Verificación de los datos: ¿Son realistas estas temperaturas?
Para que nuestra hipótesis sea válida, primero debemos comprobar si los datos que barajamos son coherentes con la situación actual:
El lunes es nuestra referencia: Hemos confirmado que en nuestro pueblo el termómetro bajó de 11-12 °C a unos 4 °C en el momento del impacto. Ese contraste de 7-8 grados fue el "motor" del viento.
El martes (Hoy): Los modelos confirman una estabilización térmica con mínimas de 5 °C. Es un ambiente frío y estable.
El miércoles/jueves (Nuestra predicción): La llegada de una masa de aire subtropical (advección cálida) previa al frente frío es un hecho técnico. Los modelos indican que la temperatura subirá de forma anómala durante la madrugada del jueves, pudiendo alcanzar los 13°C a las 8 de la mañana e incluso los 15 °C durante el día.
La Hipótesis: El riesgo del "frente de racha" sobre suelo saturado
Nuestra teoría se basa en el comportamiento de los frentes fríos activos. Si el miércoles es el día del agua (con avisos de hasta 60 litros por metro cuadrado), el jueves será el día del cambio de masa de aire.
Aquí planteamos nuestra hipótesis: "Si el jueves a las 08:00 horas el termómetro marca 13 °C y la humedad es máxima, la entrada del aire frío polar actuará como una cuña mecánica. Al ser el aire frío mucho más denso, obligará al aire cálido acumulado el miércoles a subir de forma explosiva, pudiendo generar vientos fuertes y súbitos, muy similares a los del lunes".
¿Por qué el jueves podría ser traicionero?
Bajo esta hipótesis, el jueves presenta un riesgo añadido que no tuvimos el lunes:
Inestabilidad por contraste: Pasar de 13-15 °C a 5 °C en pocos minutos supondría un intercambio de energía mayor que el que vivimos el lunes (que partía de 11 °C). A mayor diferencia térmica, mayor velocidad de desplome del aire.
Resistencia del suelo: El lunes el suelo estaba más compacto. Tras las lluvias intensas que se esperan para el miércoles, el jueves el terreno estará saturado de agua. Físicamente, un árbol tiene mucha menos estabilidad en barro que en tierra seca; por tanto, una racha de viento idéntica a la del lunes podría causar más daños el jueves debido al estado del suelo.
La paradoja de los 16 °C
Es muy posible que, al mirar las aplicaciones del tiempo, veamos que el jueves la temperatura sube y pensemos que el peligro ha pasado.
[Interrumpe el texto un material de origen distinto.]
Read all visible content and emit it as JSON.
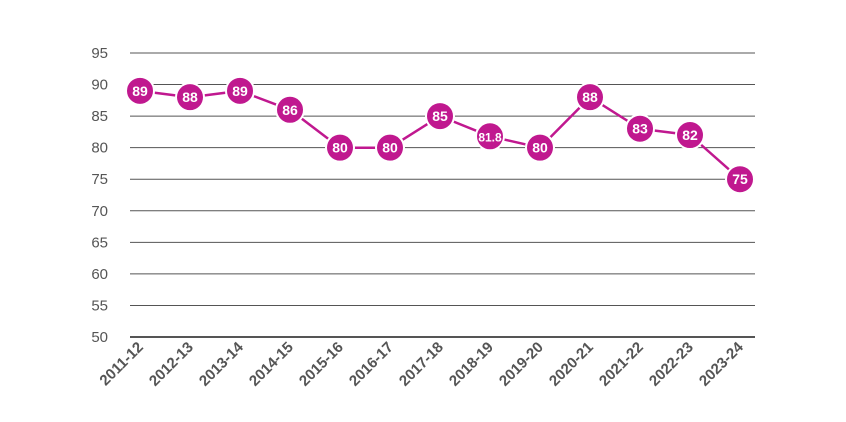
{
  "chart_data": {
    "type": "line",
    "title": "",
    "xlabel": "",
    "ylabel": "",
    "categories": [
      "2011-12",
      "2012-13",
      "2013-14",
      "2014-15",
      "2015-16",
      "2016-17",
      "2017-18",
      "2018-19",
      "2019-20",
      "2020-21",
      "2021-22",
      "2022-23",
      "2023-24"
    ],
    "series": [
      {
        "values": [
          89,
          88,
          89,
          86,
          80,
          80,
          85,
          81.8,
          80,
          88,
          83,
          82,
          75
        ],
        "labels": [
          "89",
          "88",
          "89",
          "86",
          "80",
          "80",
          "85",
          "81.8",
          "80",
          "88",
          "83",
          "82",
          "75"
        ]
      }
    ],
    "ylim": [
      50,
      95
    ],
    "yticks": [
      50,
      55,
      60,
      65,
      70,
      75,
      80,
      85,
      90,
      95
    ],
    "grid": true,
    "legend": "none",
    "colors": {
      "series": "#c0188f",
      "grid": "#555555",
      "label_text": "#ffffff",
      "tick_text": "#555555"
    }
  }
}
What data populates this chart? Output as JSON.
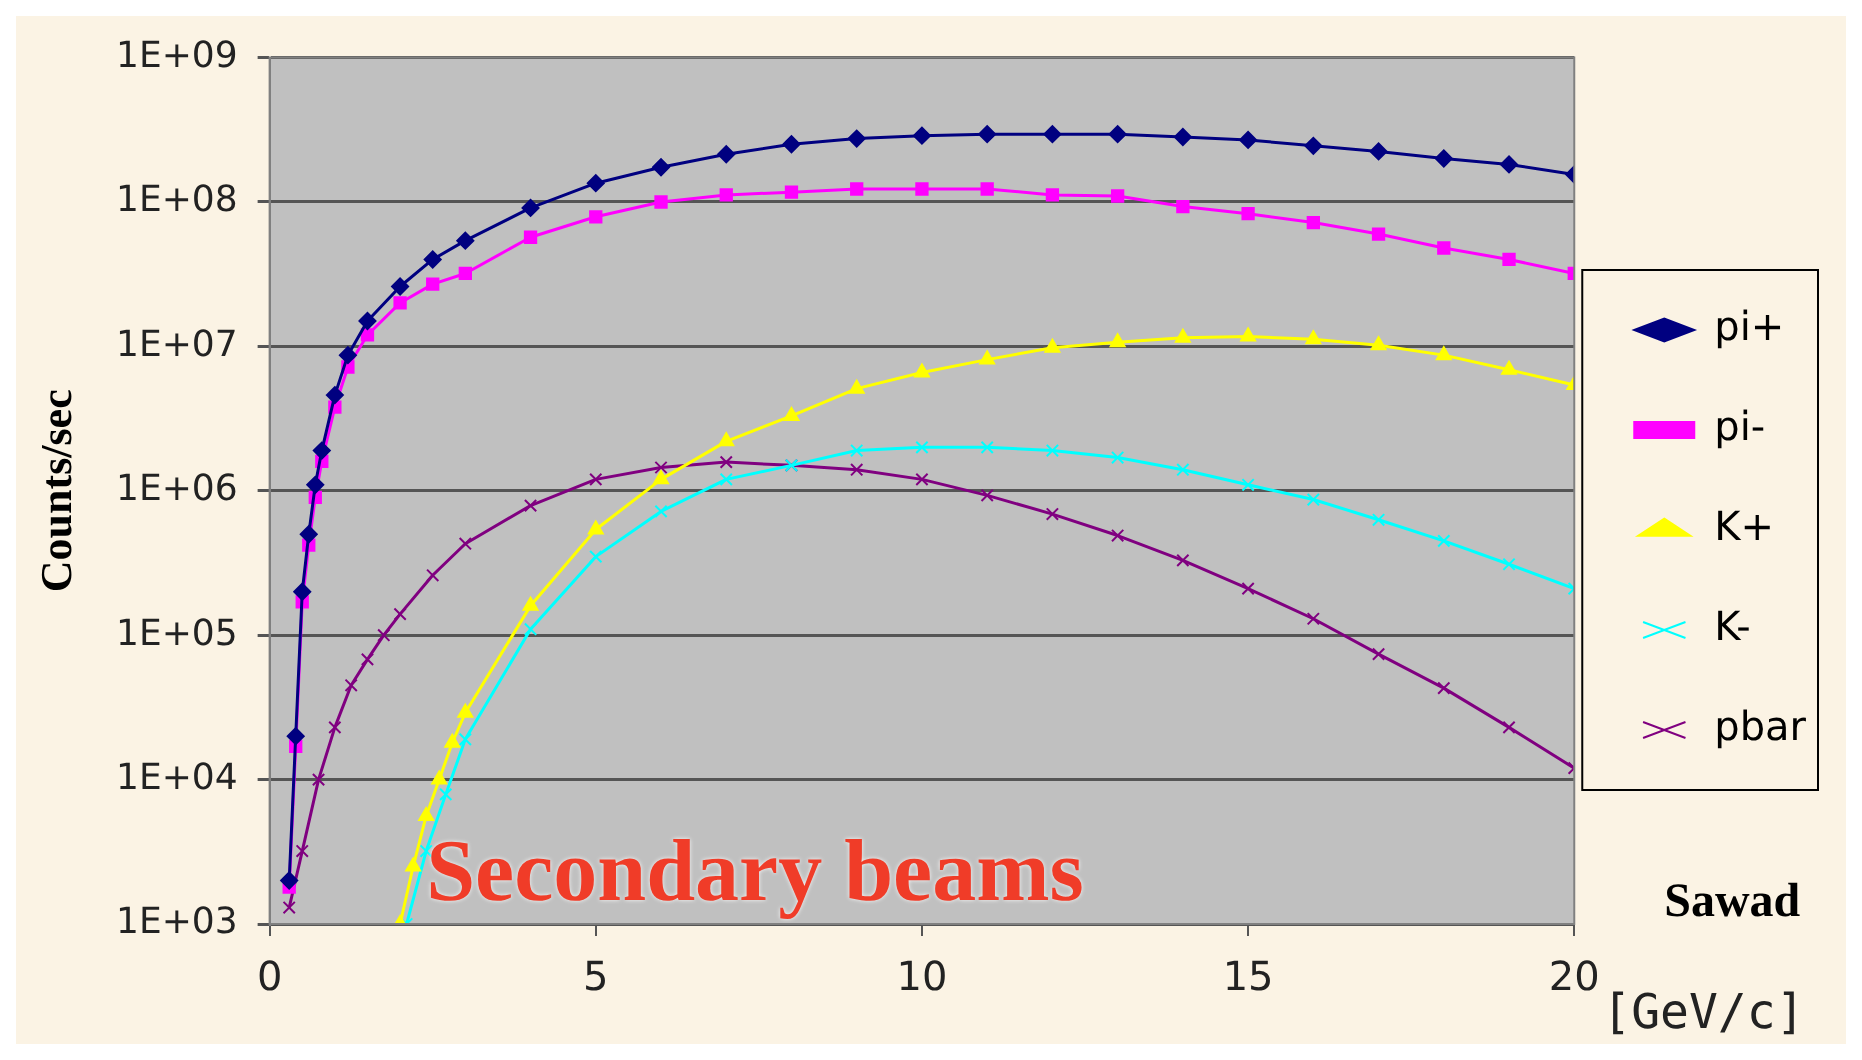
{
  "chart_data": {
    "type": "line",
    "ylabel": "Counts/sec",
    "xlabel": "[GeV/c]",
    "log": "y",
    "grid": "y",
    "legend": "right",
    "xlim": [
      0,
      20
    ],
    "xticks": [
      0,
      5,
      10,
      15,
      20
    ],
    "ylim": [
      1000,
      1000000000
    ],
    "yticks": [
      {
        "value": 1000,
        "label": "1E+03"
      },
      {
        "value": 10000,
        "label": "1E+04"
      },
      {
        "value": 100000,
        "label": "1E+05"
      },
      {
        "value": 1000000,
        "label": "1E+06"
      },
      {
        "value": 10000000,
        "label": "1E+07"
      },
      {
        "value": 100000000,
        "label": "1E+08"
      },
      {
        "value": 1000000000,
        "label": "1E+09"
      }
    ],
    "annotations": [
      "Secondary beams",
      "Sawad"
    ],
    "series": [
      {
        "name": "pi+",
        "color": "#000080",
        "marker": "diamond",
        "x": [
          0.3,
          0.4,
          0.5,
          0.6,
          0.7,
          0.8,
          1,
          1.2,
          1.5,
          2,
          2.5,
          3,
          4,
          5,
          6,
          7,
          8,
          9,
          10,
          11,
          12,
          13,
          14,
          15,
          16,
          17,
          18,
          19,
          20
        ],
        "values": [
          2000,
          20000,
          200000,
          500000,
          1100000,
          1900000,
          4600000,
          8700000,
          15000000,
          26000000,
          40000000,
          54000000,
          91000000,
          135000000,
          174000000,
          214000000,
          251000000,
          275000000,
          288000000,
          295000000,
          295000000,
          295000000,
          282000000,
          269000000,
          245000000,
          224000000,
          200000000,
          182000000,
          155000000
        ]
      },
      {
        "name": "pi-",
        "color": "#ff00ff",
        "marker": "square",
        "x": [
          0.3,
          0.4,
          0.5,
          0.6,
          0.7,
          0.8,
          1,
          1.2,
          1.5,
          2,
          2.5,
          3,
          4,
          5,
          6,
          7,
          8,
          9,
          10,
          11,
          12,
          13,
          14,
          15,
          16,
          17,
          18,
          19,
          20
        ],
        "values": [
          1800,
          17000,
          170000,
          420000,
          900000,
          1600000,
          3800000,
          7200000,
          12000000,
          20000000,
          27000000,
          32000000,
          57000000,
          79000000,
          100000000,
          112000000,
          117000000,
          123000000,
          123000000,
          123000000,
          112000000,
          110000000,
          93000000,
          83000000,
          72000000,
          60000000,
          48000000,
          40000000,
          32000000
        ]
      },
      {
        "name": "K+",
        "color": "#ffff00",
        "marker": "triangle",
        "x": [
          2,
          2.2,
          2.4,
          2.6,
          2.8,
          3,
          4,
          5,
          6,
          7,
          8,
          9,
          10,
          11,
          12,
          13,
          14,
          15,
          16,
          17,
          18,
          19,
          20
        ],
        "values": [
          1000,
          2500,
          5600,
          10000,
          18000,
          29000,
          160000,
          540000,
          1200000,
          2200000,
          3300000,
          5100000,
          6600000,
          8100000,
          9800000,
          10700000,
          11500000,
          11700000,
          11200000,
          10200000,
          8700000,
          6900000,
          5400000
        ]
      },
      {
        "name": "K-",
        "color": "#00ffff",
        "marker": "cross",
        "x": [
          2.1,
          2.4,
          2.7,
          3,
          4,
          5,
          6,
          7,
          8,
          9,
          10,
          11,
          12,
          13,
          14,
          15,
          16,
          17,
          18,
          19,
          20
        ],
        "values": [
          1000,
          3200,
          7900,
          19000,
          110000,
          350000,
          720000,
          1200000,
          1500000,
          1900000,
          2000000,
          2000000,
          1900000,
          1700000,
          1400000,
          1100000,
          870000,
          630000,
          450000,
          310000,
          210000
        ]
      },
      {
        "name": "pbar",
        "color": "#800080",
        "marker": "cross",
        "x": [
          0.3,
          0.5,
          0.75,
          1,
          1.25,
          1.5,
          1.75,
          2,
          2.5,
          3,
          4,
          5,
          6,
          7,
          8,
          9,
          10,
          11,
          12,
          13,
          14,
          15,
          16,
          17,
          18,
          19,
          20
        ],
        "values": [
          1300,
          3200,
          10000,
          23000,
          45000,
          68000,
          100000,
          140000,
          260000,
          430000,
          790000,
          1200000,
          1450000,
          1580000,
          1500000,
          1400000,
          1200000,
          930000,
          690000,
          490000,
          330000,
          210000,
          130000,
          74000,
          43000,
          23000,
          12000
        ]
      }
    ]
  }
}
Sin embargo, en esta situación, el calor es el aviso:
Aunque las previsiones marquen temperaturas suaves de hasta 16 °C para el jueves, no debemos confundir calor con calma. Precisamente ese aire templado es el combustible que la Borrasca Leonardo necesita para generar vientos de gran intensidad. Es precisamente esa la situación que se ha dado hoy.
La hipótesis sigue estando viva: el riesgo de repetir un escenario como el del lunes es elevado, con el agravante de que el suelo estará saturado de agua por las lluvias del miércoles, lo que reduce drásticamente la resistencia de árboles y estructuras ante las rachas de viento.
Con esta hipótesis, que esperamos que no se cumpla, sugerimos que el peligro del jueves no es solo la lluvia, sino la transición térmica. Nos advierten mucho de la situación del miércoles, pero el jueves podría ser muy traicionero y aún más peligroso. Es posible que el miércoles nos centremos en el agua, pero el momento más crítico llegará cuando la lluvia empiece a remitir y el aire frío entre barriendo Andalucía.